На какое-то жуткое мгновение – полчаса назад, когда рассматривалось прошение серийного насильника, – ему показалось, что комиссия перенесет остаток работы на другой срок и ему придется снова прийти сюда через неделю, на очередной раунд подобных пыток. Но нет, они решили выслушать остальных. Естественно, кассационную жалобу насильника отклонили, как и всех прочих. Комиссия была сурова. Ему подумалось, что, если ему когда-нибудь захочется совершить преступление, лучше делать это в другом округе.
Прошение пьяного водителя, сбившего старушку и получившего двадцать лет за убийство при отягчающих обстоятельствах, тоже было отклонено. Наконец подошла его очередь. Уолт Корсо, председатель комиссии с постоянно кислой физиономией, откашлялся и, бросив взгляд на лежащий перед ним на столе блокнот, объявил:
– Комиссия по условно-досрочному освобождению рассматривает прошение Эдмунда Уайра.
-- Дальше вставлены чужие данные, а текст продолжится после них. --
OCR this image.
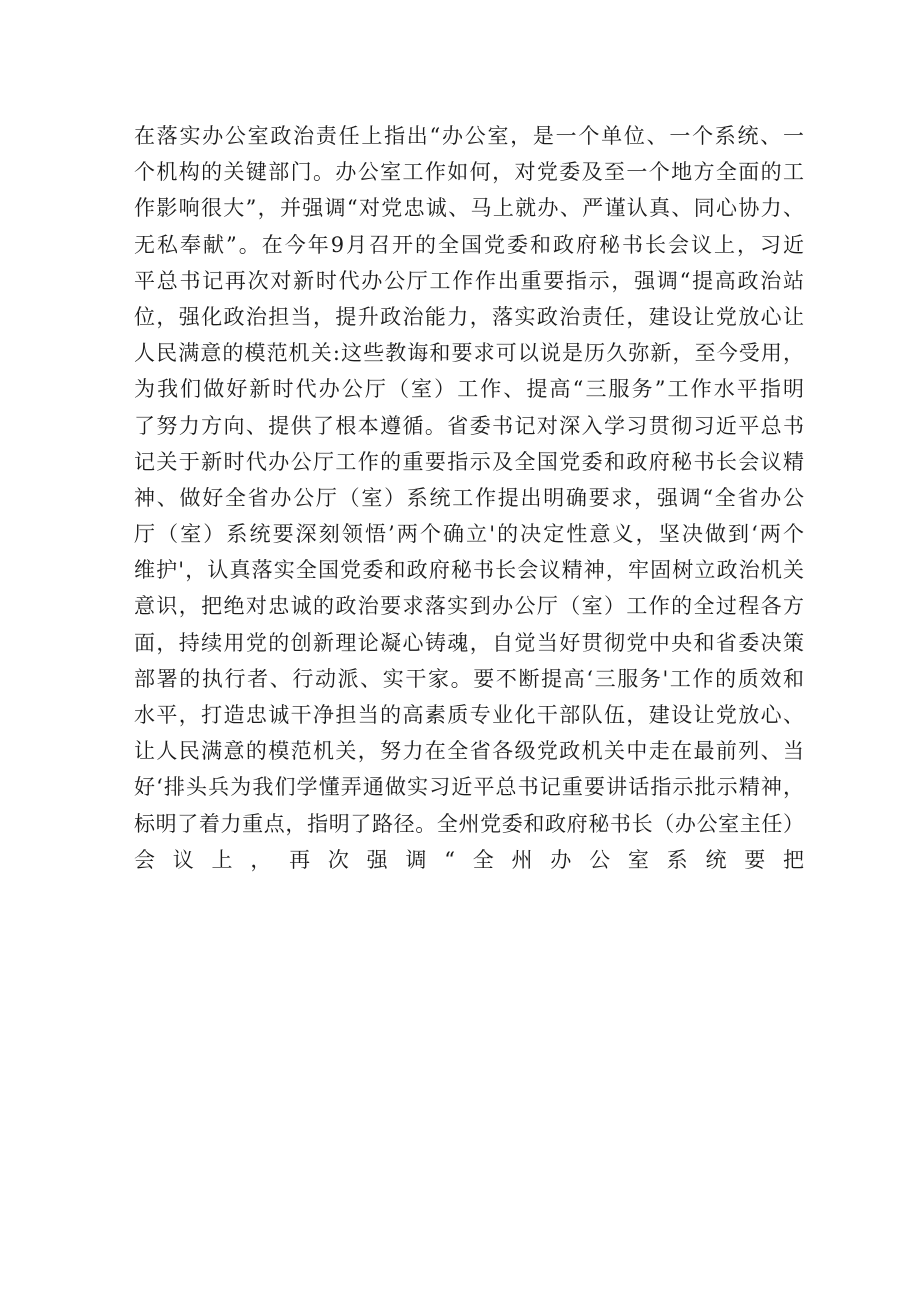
在落实办公室政治责任上指出“办公室，是一个单位、一个系统、一
个机构的关键部门。办公室工作如何，对党委及至一个地方全面的工
作影响很大”，并强调“对党忠诚、马上就办、严谨认真、同心协力、
无私奉献”。在今年9月召开的全国党委和政府秘书长会议上，习近
平总书记再次对新时代办公厅工作作出重要指示，强调“提高政治站
位，强化政治担当，提升政治能力，落实政治责任，建设让党放心让
人民满意的模范机关:这些教诲和要求可以说是历久弥新，至今受用，
为我们做好新时代办公厅（室）工作、提高“三服务”工作水平指明
了努力方向、提供了根本遵循。省委书记对深入学习贯彻习近平总书
记关于新时代办公厅工作的重要指示及全国党委和政府秘书长会议精
神、做好全省办公厅（室）系统工作提出明确要求，强调“全省办公
厅（室）系统要深刻领悟’两个确立'的决定性意义，坚决做到‘两个
维护'，认真落实全国党委和政府秘书长会议精神，牢固树立政治机关
意识，把绝对忠诚的政治要求落实到办公厅（室）工作的全过程各方
面，持续用党的创新理论凝心铸魂，自觉当好贯彻党中央和省委决策
部署的执行者、行动派、实干家。要不断提高‘三服务'工作的质效和
水平，打造忠诚干净担当的高素质专业化干部队伍，建设让党放心、
让人民满意的模范机关，努力在全省各级党政机关中走在最前列、当
好‘排头兵为我们学懂弄通做实习近平总书记重要讲话指示批示精神，
标明了着力重点，指明了路径。全州党委和政府秘书长（办公室主任）
会议上，再次强调“全州办公室系统要把
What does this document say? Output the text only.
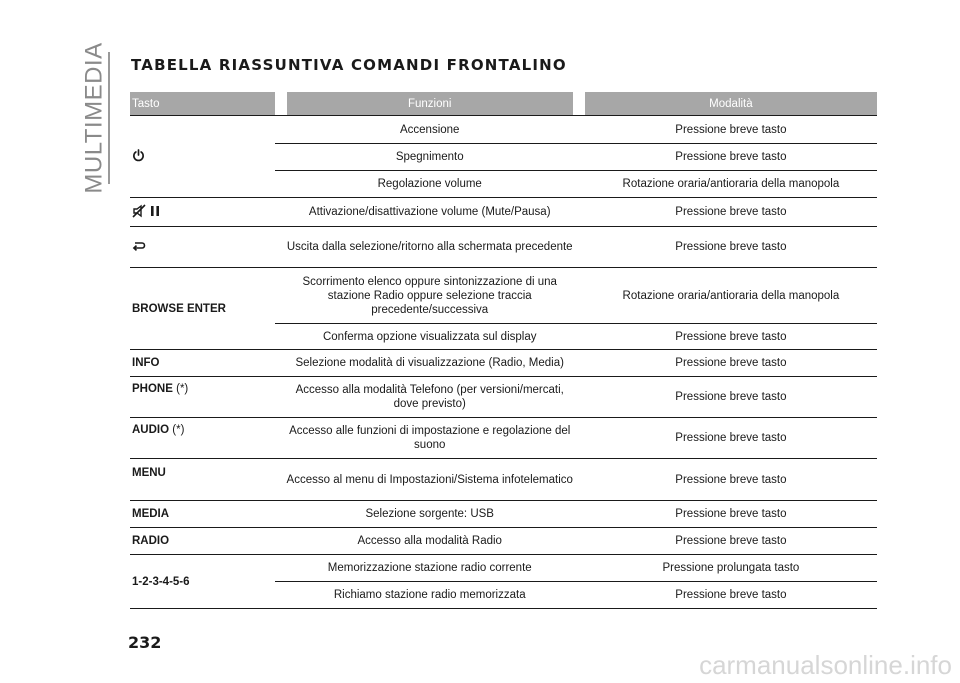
MULTIMEDIA TABELLA RIASSUNTIVA COMANDI FRONTALINO
Tasto		Funzioni		Modalità
		Accensione		Pressione breve tasto
		Spegnimento		Pressione breve tasto
		Regolazione volume		Rotazione oraria/antioraria della manopola
		Attivazione/disattivazione volume (Mute/Pausa)		Pressione breve tasto
		Uscita dalla selezione/ritorno alla schermata precedente		Pressione breve tasto
BROWSE ENTER		Scorrimento elenco oppure sintonizzazione di una stazione Radio oppure selezione traccia precedente/successiva		Rotazione oraria/antioraria della manopola
		Conferma opzione visualizzata sul display		Pressione breve tasto
INFO		Selezione modalità di visualizzazione (Radio, Media)		Pressione breve tasto
PHONE (*)		Accesso alla modalità Telefono (per versioni/mercati, dove previsto)		Pressione breve tasto
AUDIO (*)		Accesso alle funzioni di impostazione e regolazione del suono		Pressione breve tasto
MENU		Accesso al menu di Impostazioni/Sistema infotelematico		Pressione breve tasto
MEDIA		Selezione sorgente: USB		Pressione breve tasto
RADIO		Accesso alla modalità Radio		Pressione breve tasto
1-2-3-4-5-6		Memorizzazione stazione radio corrente		Pressione prolungata tasto
		Richiamo stazione radio memorizzata		Pressione breve tasto
232
carmanualsonline.info
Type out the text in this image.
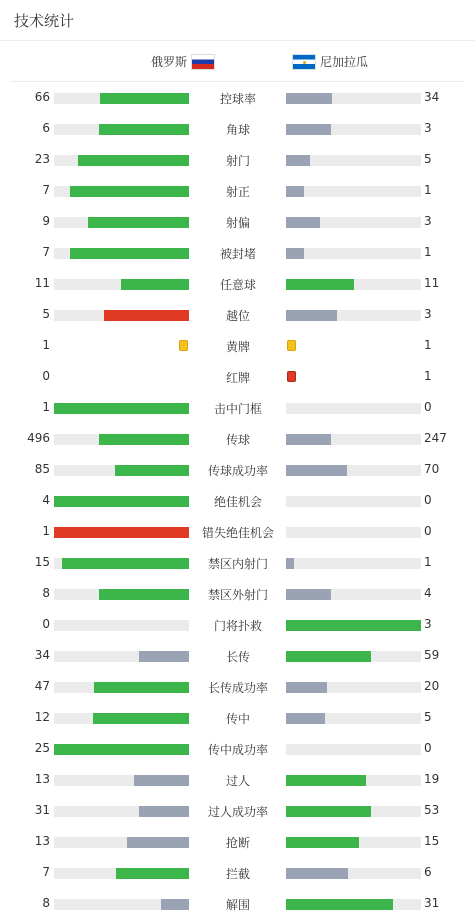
技术统计
俄罗斯	尼加拉瓜
66	控球率	34
6	角球	3
23	射门	5
7	射正	1
9	射偏	3
7	被封堵	1
11	任意球	11
5	越位	3
1	黄牌	1
0	红牌	1
1	击中门框	0
496	传球	247
85	传球成功率	70
4	绝佳机会	0
1	错失绝佳机会	0
15	禁区内射门	1
8	禁区外射门	4
0	门将扑救	3
34	长传	59
47	长传成功率	20
12	传中	5
25	传中成功率	0
13	过人	19
31	过人成功率	53
13	抢断	15
7	拦截	6
8	解围	31
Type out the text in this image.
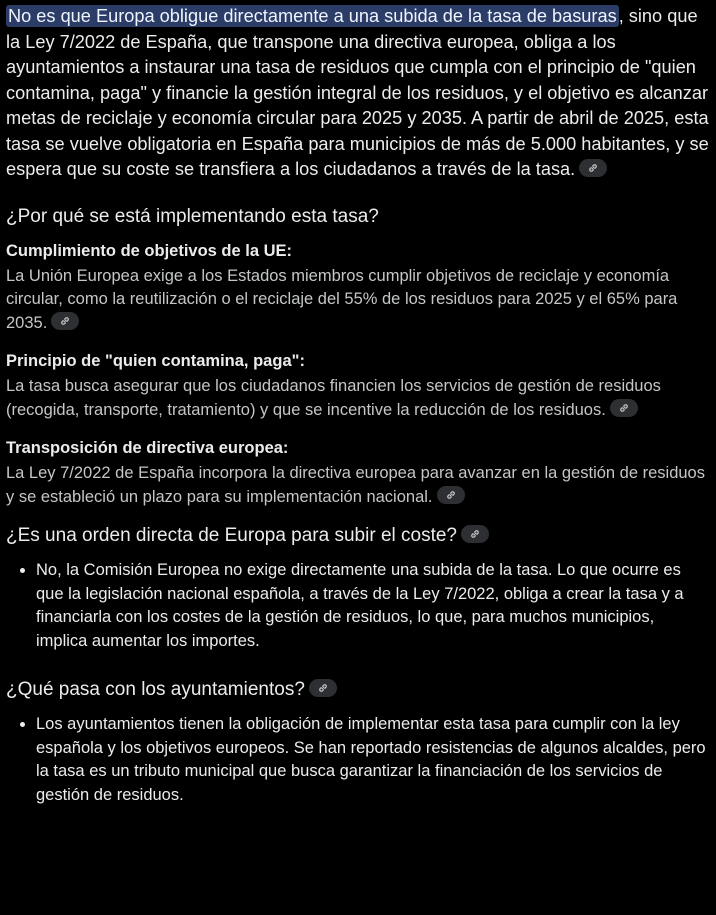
No es que Europa obligue directamente a una subida de la tasa de basuras , sino que la Ley 7/2022 de España, que transpone una directiva europea, obliga a los ayuntamientos a instaurar una tasa de residuos que cumpla con el principio de "quien contamina, paga" y financie la gestión integral de los residuos, y el objetivo es alcanzar metas de reciclaje y economía circular para 2025 y 2035. A partir de abril de 2025, esta tasa se vuelve obligatoria en España para municipios de más de 5.000 habitantes, y se espera que su coste se transfiera a los ciudadanos a través de la tasa.

¿Por qué se está implementando esta tasa?
Cumplimiento de objetivos de la UE:

La Unión Europea exige a los Estados miembros cumplir objetivos de reciclaje y economía circular, como la reutilización o el reciclaje del 55% de los residuos para 2025 y el 65% para 2035.

Principio de "quien contamina, paga":

La tasa busca asegurar que los ciudadanos financien los servicios de gestión de residuos (recogida, transporte, tratamiento) y que se incentive la reducción de los residuos.

Transposición de directiva europea:

La Ley 7/2022 de España incorpora la directiva europea para avanzar en la gestión de residuos y se estableció un plazo para su implementación nacional.

¿Es una orden directa de Europa para subir el coste?
• No, la Comisión Europea no exige directamente una subida de la tasa. Lo que ocurre es que la legislación nacional española, a través de la Ley 7/2022, obliga a crear la tasa y a financiarla con los costes de la gestión de residuos, lo que, para muchos municipios, implica aumentar los importes.
¿Qué pasa con los ayuntamientos?
• Los ayuntamientos tienen la obligación de implementar esta tasa para cumplir con la ley española y los objetivos europeos. Se han reportado resistencias de algunos alcaldes, pero la tasa es un tributo municipal que busca garantizar la financiación de los servicios de gestión de residuos.
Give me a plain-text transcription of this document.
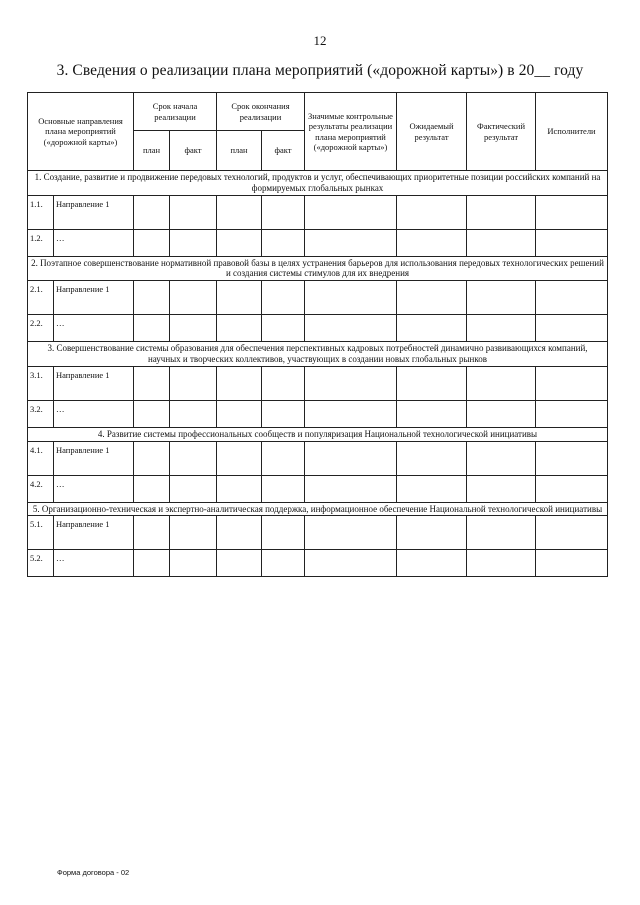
12
3. Сведения о реализации плана мероприятий («дорожной карты») в 20__ году
Основные направления плана мероприятий («дорожной карты»)		Срок начала реализации		Срок окончания реализации		Значимые контрольные результаты реализации плана мероприятий («дорожной карты»)	Ожидаемый результат	Фактический результат	Исполнители
		план	факт	план	факт				
1. Создание, развитие и продвижение передовых технологий, продуктов и услуг, обеспечивающих приоритетные позиции российских компаний на формируемых глобальных рынках									
1.1.	Направление 1								
1.2.	…								
2. Поэтапное совершенствование нормативной правовой базы в целях устранения барьеров для использования передовых технологических решений и создания системы стимулов для их внедрения									
2.1.	Направление 1								
2.2.	…								
3. Совершенствование системы образования для обеспечения перспективных кадровых потребностей динамично развивающихся компаний, научных и творческих коллективов, участвующих в создании новых глобальных рынков									
3.1.	Направление 1								
3.2.	…								
4. Развитие системы профессиональных сообществ и популяризация Национальной технологической инициативы									
4.1.	Направление 1								
4.2.	…								
5. Организационно-техническая и экспертно-аналитическая поддержка, информационное обеспечение Национальной технологической инициативы									
5.1.	Направление 1								
5.2.	…								
Форма договора - 02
Сидящие по другую сторону судейского стола зашевелились. Пистон заметил, что присутствуют все двенадцать членов комиссии, что было необходимо при рассмотрении заявления убийцы. Теперь, когда вышли опечаленные родственники пьяницы водителя, зал почти опустел. В нем осталась только комиссия, судебный пристав, секретарь, несколько представителей администрации штата и он. Не было даже журналистов. Уайр никоим образом не мог выйти на свободу, и все знали об этом. Пистон не понимал, как этому типу удалось так быстро подать прошение об условно-досрочном освобождении. Нельзя же убить шесть человек, а потом…
Двери справа от него распахнулись. В них появился Эдмунд Уайр в наручниках, которого вели тюремные охранники.
Пистон выпрямился на стуле. Это уже было необычно. Неужели Уайр не нанял адвоката? Почему, черт побери, он появился здесь собственной персоной?
Тем временем членов комиссии это, похоже, нисколько не удивило. Они молча смотрели, как перед ними проводят заключенного.
Корсо все с той же кислой миной снова заглянул в блокнот и что-то в нем нацарапал.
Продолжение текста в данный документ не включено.